From the Philippines to Saudi Arabia: I Live in Yanbu
My name is Raymund and I come from the Philippines. I live in Yanbu, a small industrial city west of Saudi Arabia. I moved here to work six years ago but have not really learned to consider it home. I spend my summer vacations in Manila. Someday, I know I will have to leave Yanbu and go back to the Philippines.
1. Why did you move abroad?
Like millions of Filipino migrant workers around the world, we go abroad to find better work opportunities so we can make our lives better and help our families who are left behind. From domestics to executives, we are called the OFWs (Overseas Filipino Worker) and considered as modern heroes back home.
2. How do you make a living?
I am an EFL teacher in an industrial college here in Yanbu Al-Sinaiyah. I am already on my sixth school year but I still get excited every time a new semester opens and depressed when I have to say goodbye to the students on the last day of classes, especially those whom I have to give an F.
3. How often do you communicate with home and how?
I talk to my wife online every day, thank God for the Internet. And there is also always someone from home to talk to on Facebook or the Messenger.
4. What's your favorite thing about being an expat in Yanbu?

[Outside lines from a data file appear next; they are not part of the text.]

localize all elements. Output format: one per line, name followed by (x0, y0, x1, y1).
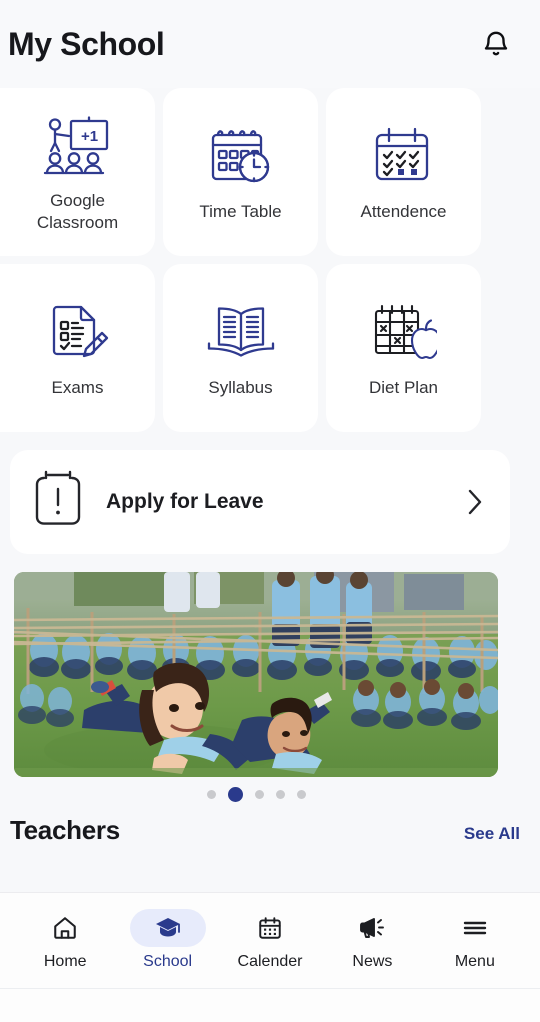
bottom-navigation: Home School Calender News Menu (0, 892, 540, 1022)
tile-label: Syllabus (208, 378, 273, 398)
chevron-right-icon (464, 486, 486, 518)
tile-label: Diet Plan (369, 378, 438, 398)
tile-label: Attendence (360, 202, 447, 222)
feature-grid-row: +1 Google Classroom Time Table Attendenc… (0, 88, 540, 256)
carousel-dot[interactable] (275, 789, 285, 799)
nav-item-home[interactable]: Home (14, 909, 116, 971)
teacher-whiteboard-icon: +1 (43, 110, 113, 182)
apply-leave-section: Apply for Leave (0, 432, 540, 554)
app-screen: My School +1 Google Classroom Time Table… (0, 0, 540, 1022)
tile-diet-plan[interactable]: Diet Plan (326, 264, 481, 432)
carousel-dot-active[interactable] (227, 786, 243, 802)
nav-label: Menu (454, 953, 495, 970)
calendar-checks-icon (371, 121, 437, 193)
hamburger-menu-icon (463, 921, 487, 935)
app-header: My School (0, 0, 540, 88)
home-icon (54, 917, 76, 939)
apply-leave-label: Apply for Leave (106, 490, 264, 513)
carousel-dot[interactable] (254, 789, 264, 799)
teachers-section-header: Teachers See All (0, 811, 540, 846)
nav-label: Calender (237, 953, 303, 970)
nav-active-pill (129, 909, 206, 947)
see-all-link[interactable]: See All (464, 824, 520, 844)
calendar-apple-icon (371, 297, 437, 369)
tile-time-table[interactable]: Time Table (163, 88, 318, 256)
nav-label: News (352, 953, 393, 970)
tile-label: Time Table (199, 202, 282, 222)
notification-bell-button[interactable] (474, 22, 518, 66)
nav-item-news[interactable]: News (321, 909, 423, 971)
feature-grid: +1 Google Classroom Time Table Attendenc… (0, 88, 540, 432)
carousel-dot[interactable] (296, 789, 306, 799)
carousel-slide[interactable] (14, 572, 498, 777)
nav-item-menu[interactable]: Menu (424, 909, 526, 971)
megaphone-icon (360, 918, 385, 938)
feature-grid-row: Exams Syllabus Diet Plan (0, 264, 540, 432)
open-book-icon (206, 297, 276, 369)
bell-icon (484, 31, 508, 56)
calendar-icon (259, 917, 281, 939)
apply-for-leave-card[interactable]: Apply for Leave (10, 450, 510, 554)
tile-syllabus[interactable]: Syllabus (163, 264, 318, 432)
nav-bottom-divider (0, 988, 540, 989)
nav-label: Home (43, 953, 87, 970)
tile-label: Google Classroom (36, 191, 119, 232)
tile-attendence[interactable]: Attendence (326, 88, 481, 256)
nav-item-calender[interactable]: Calender (219, 909, 321, 971)
nav-label: School (143, 953, 193, 970)
banner-carousel-section (0, 554, 540, 811)
tile-google-classroom[interactable]: +1 Google Classroom (0, 88, 155, 256)
svg-text:+1: +1 (81, 128, 98, 145)
tile-exams[interactable]: Exams (0, 264, 155, 432)
calendar-clock-icon (208, 121, 274, 193)
document-checklist-pencil-icon (46, 297, 110, 369)
school-event-photo (14, 572, 498, 777)
carousel-dots (14, 777, 498, 811)
clipboard-exclamation-icon (32, 469, 84, 536)
teachers-title: Teachers (10, 815, 120, 845)
carousel-dot[interactable] (206, 789, 216, 799)
nav-item-school[interactable]: School (116, 909, 218, 971)
graduation-cap-icon (155, 918, 180, 937)
tile-label: Exams (51, 378, 104, 398)
page-title: My School (8, 25, 165, 62)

Yanbu is divided into three villages. I wouldn’t dream of living in Yanbu Al-Nakhl (brown farm lands everywhere) and Yanbu Al-Bahar (an old, worn-out downtown), but Yanbu Al-Sinaiyah is something else. I have lasted years in Yanbu Al-Sinaiyah because I like the peace, quiet, and cleanliness. There is never a traffic jam here. On mornings, especially on weekends, the sidewalks are almost always deserted. The sweepers go around at dawn so that when you wake up, the streets are spotless. Everywhere is like a tidy movie set. For instance, trees, street lights and hydrants are spaced uniformly, and houses are made of similar architectural designs and painted of a very limited palette of colors.
5. What’s the worst thing about being an expat in Yanbu?
Some nights, the fumes from the oil refineries nearby lie thickly in the air.
6. What do you miss most?
I miss Christmas and how Filipinos celebrate it: that tingly feeling of anticipation that starts in September, the Christmas spirit that starts spreading around that same month, and the raucous family reunions.
7. What did you do to meet people and integrate in your new home?
I don’t speak Arabic so the most that I’ve been able to learn about the people and the country are through interacting with students and observing. I also don’t socialize outside the classroom except with fellow ex-pats so I would say that I have not fully integrated myself into the place. Then again, the non-Arab will find it very hard to feel a sense of belonging in this country unless he learns the language and convert to Islam. I am constantly aware that I am a traveler on an extended stay in a strange place—an “other”.
8. What custom/ habits do you find most strange about your adopted culture?
The way women are treated. It is rooted in their culture and therefore, acceptable to all Saudis even to the women themselves, but I dream of a day when women will finally be allowed to drive, wear something other than black, integrate with men in many community activities, and be allowed the same opportunities as men.
9. What is a myth about your adopted country?
People live in tents in the desert and dashing Arabs ride in their camels off to romantic sunsets. There are still deserts, camels and Bedouins, but most of Saudi Arabia now is as modern as every city in the world. It is also growing fast. The world’s insatiable demand for oil continues to drive the country’s economy forward. Many Saudis today live in huge houses and drive BMWs. American hip-hop music is ‘in’ among kids. Louis Vuittons are popular, both the genuine and fake versions. Meanwhile, the poor family owns at least one car.
10. Is the cost of living higher or lower than the last country you lived in and how has that made a difference in your life?
The cost of living is higher in Saudi Arabia than in the Philippines but I have never felt wanting here in Saudi Arabia because the pay is constantly adjusted for inflation. It also helps, of course, that we have no decent mall in Yanbu. There is nothing to buy so you save money. This is only according to my experience, though, since I also hear stories of underpaid and overworked employees and those who receive less than what is stated in their contracts.
11. What advice would you give other expats?
The Arabic culture is very different, and sometimes strange to understand, especially if one grew up with the Western culture. The Arabic culture takes some getting used to, but the expat must learn to accept these differences and stop complaining and looking at things negatively. Be sensitive or at least tolerant. You cannot judge another culture using your own as norm. Culture is always a matter of perspective.
12. When and why did you start your blog?
Our English department required every teacher to start a blog. It was school-related so the contents had to be purely educational. I felt stifled because I realized I liked telling stories and I wanted to write about many things about my life in Yanbu. So, I began my own personal blog.